Nels Cline: New Monastery: A View Into the Music of Andrew Hill. 2006. Cryptogramophone: CG130.
Nels Cline: guitar, effects
Bobby Bradford: cornet
Ben Goldberg: clarinets
Andrea Parkins: accordion, effects
Devin Hoff: contrabass
Scott Amendola: drums, percussion
Alex Cline: percussion
Given the creative beauty found within the music of Andrew Hill there's a pleasant sensibility of "a view" that suggests just how many views into this body of music might be found as sympathetic improvisers gaze into, through and come away inspired. All through New Monastery there is the palpable sense of homage paid toward Hill out of love. This is something tangibly different from duty. The strings of Nels Cline's guitar seemingly stretching backwards and forward through time with the presence of Bobby Bradford providing substantive roots to the history of free jazz. The opening duet between Cline and Ben Goldberg setting the introspective stage that nearly explodes as the full ensemble emerges for a view into "Pumpkin." This is heady, soul-satisfying music.
The Bad Plus: Suspicious Activity? 2005. Columbia Records: 94740.
Reid Anderson: bass
Ethan Iverson: piano
David King: drums
The Bad Plus work a mean addition as this trio effort offers up a polished, dynamic sound that draw the ears toward the individual roles of these Minnesota composer/musicians.
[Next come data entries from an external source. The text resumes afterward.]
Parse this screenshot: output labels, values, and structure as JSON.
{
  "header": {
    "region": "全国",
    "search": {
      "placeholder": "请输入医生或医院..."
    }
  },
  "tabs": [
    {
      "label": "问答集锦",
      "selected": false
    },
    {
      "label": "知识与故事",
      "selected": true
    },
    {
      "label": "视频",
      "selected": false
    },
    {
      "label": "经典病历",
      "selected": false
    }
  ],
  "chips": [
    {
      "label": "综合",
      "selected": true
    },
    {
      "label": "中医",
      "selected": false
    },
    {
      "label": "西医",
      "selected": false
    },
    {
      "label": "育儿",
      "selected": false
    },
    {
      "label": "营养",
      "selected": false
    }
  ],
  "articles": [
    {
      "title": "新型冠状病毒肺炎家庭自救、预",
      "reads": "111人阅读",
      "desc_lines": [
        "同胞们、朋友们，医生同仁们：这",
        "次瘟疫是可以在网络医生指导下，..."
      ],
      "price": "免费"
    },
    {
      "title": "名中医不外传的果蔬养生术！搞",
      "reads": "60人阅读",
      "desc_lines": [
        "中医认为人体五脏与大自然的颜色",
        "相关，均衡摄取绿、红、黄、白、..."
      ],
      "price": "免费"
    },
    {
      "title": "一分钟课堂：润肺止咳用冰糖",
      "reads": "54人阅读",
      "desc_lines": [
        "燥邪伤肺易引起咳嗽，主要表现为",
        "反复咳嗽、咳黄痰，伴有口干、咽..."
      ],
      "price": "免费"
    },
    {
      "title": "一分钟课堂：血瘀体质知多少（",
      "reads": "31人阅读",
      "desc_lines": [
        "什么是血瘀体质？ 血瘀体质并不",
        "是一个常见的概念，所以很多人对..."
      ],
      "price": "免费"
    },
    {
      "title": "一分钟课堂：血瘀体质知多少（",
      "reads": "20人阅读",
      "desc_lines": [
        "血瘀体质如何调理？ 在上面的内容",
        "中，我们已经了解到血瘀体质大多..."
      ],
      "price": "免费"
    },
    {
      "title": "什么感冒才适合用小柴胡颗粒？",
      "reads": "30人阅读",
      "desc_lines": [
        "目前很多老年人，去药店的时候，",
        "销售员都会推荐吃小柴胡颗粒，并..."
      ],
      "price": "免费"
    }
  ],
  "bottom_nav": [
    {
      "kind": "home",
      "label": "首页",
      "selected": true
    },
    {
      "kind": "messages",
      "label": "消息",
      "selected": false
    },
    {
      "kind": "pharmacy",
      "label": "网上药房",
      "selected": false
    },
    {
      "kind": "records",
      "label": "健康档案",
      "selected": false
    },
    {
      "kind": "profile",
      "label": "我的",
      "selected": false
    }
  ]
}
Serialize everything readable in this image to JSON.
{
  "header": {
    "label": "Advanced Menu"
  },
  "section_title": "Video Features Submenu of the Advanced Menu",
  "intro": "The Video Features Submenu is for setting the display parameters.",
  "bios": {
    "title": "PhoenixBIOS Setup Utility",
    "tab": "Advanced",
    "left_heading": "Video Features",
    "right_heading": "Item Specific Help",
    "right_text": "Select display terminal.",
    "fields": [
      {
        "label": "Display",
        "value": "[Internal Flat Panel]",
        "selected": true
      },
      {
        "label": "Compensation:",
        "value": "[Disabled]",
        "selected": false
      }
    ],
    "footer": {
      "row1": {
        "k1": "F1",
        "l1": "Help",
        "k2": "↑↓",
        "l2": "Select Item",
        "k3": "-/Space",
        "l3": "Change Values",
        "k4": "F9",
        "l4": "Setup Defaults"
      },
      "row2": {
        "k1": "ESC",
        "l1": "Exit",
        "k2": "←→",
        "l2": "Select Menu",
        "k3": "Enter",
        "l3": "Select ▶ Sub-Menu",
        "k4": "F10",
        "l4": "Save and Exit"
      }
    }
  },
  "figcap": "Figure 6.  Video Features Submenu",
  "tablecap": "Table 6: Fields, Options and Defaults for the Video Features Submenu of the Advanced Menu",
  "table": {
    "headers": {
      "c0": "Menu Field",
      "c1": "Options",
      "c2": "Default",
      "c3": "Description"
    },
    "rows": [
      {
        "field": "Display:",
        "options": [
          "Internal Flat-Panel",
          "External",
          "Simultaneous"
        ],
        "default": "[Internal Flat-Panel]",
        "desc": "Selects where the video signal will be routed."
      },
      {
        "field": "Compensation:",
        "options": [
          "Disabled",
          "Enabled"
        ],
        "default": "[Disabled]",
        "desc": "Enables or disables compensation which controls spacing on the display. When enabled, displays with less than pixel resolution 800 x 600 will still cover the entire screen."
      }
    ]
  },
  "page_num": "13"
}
This is a piano trio that carves out some clear contours with original compositions (plus one cover) that build and often soar with a fearless approach toward pulse and harmony. Suspicious Activity? keeps the mind awake with its sly turns and bubbling individuality. The drumming is outstanding and would be a focal point all its own if not for the remarkable cohesion of this group as a whole.
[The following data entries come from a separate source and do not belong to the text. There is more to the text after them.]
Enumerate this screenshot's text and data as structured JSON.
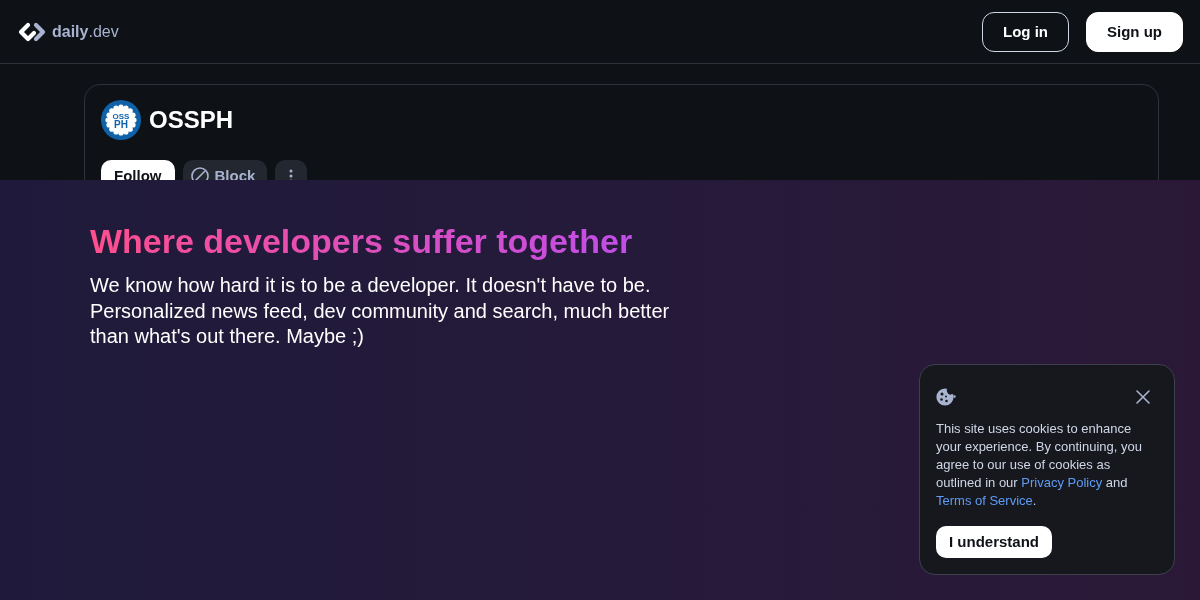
{
  "header": {
    "logo": "**daily**.dev",
    "buttons": [
      {
        "kind": "outline",
        "label": "Log in"
      },
      {
        "kind": "solid",
        "label": "Sign up"
      }
    ]
  },
  "source": {
    "avatar_text": [
      "OSS",
      "PH"
    ],
    "name": "OSSPH",
    "actions": [
      {
        "kind": "follow",
        "label": "Follow"
      },
      {
        "kind": "block",
        "label": "Block"
      },
      {
        "kind": "menu"
      }
    ]
  },
  "promo": {
    "title": "Where developers suffer together",
    "text": "We know how hard it is to be a developer. It doesn't have to be. Personalized news feed, dev community and search, much better than what's out there. Maybe ;)"
  },
  "cookie_banner": {
    "message": [
      {
        "kind": "text",
        "text": "This site uses cookies to enhance your experience. By continuing, you agree to our use of cookies as outlined in our "
      },
      {
        "kind": "link",
        "text": "Privacy Policy"
      },
      {
        "kind": "text",
        "text": " and "
      },
      {
        "kind": "link",
        "text": "Terms of Service"
      },
      {
        "kind": "text",
        "text": "."
      }
    ],
    "button": "I understand"
  }
}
Ornette Coleman: Dancing In Your Head. 1973, 1975. (Re-released in 2000). Verve Music Group: 314 543 519-2.
Ornette Coleman: alto saxophone
Robert Palmer: clarinet
Charles Ellerbee: guitar
Bern Nix: guitar
Jamaaladeen Tacuma: bass
Ronald Shannon Jackson: drums
Master Musicians of Jajouka: ghaita, stringed instruments, percussion
"Dance" is the key word for this collection as the harmolodic groove gyrates into a transcontinental frenzy. This one has a split identity, with two long versions of "Theme From a Symphony" featuring a core set of players that would later figure prominently in Coleman's Prime Time group followed by two frustratingly brief versions of "Midnight Sunrise" with the Master Musicians of Jajouka. I understand that more of these recordings from Morocco do exist and the latter part of this record is a tantalizing glimpse at sound of this collaboration.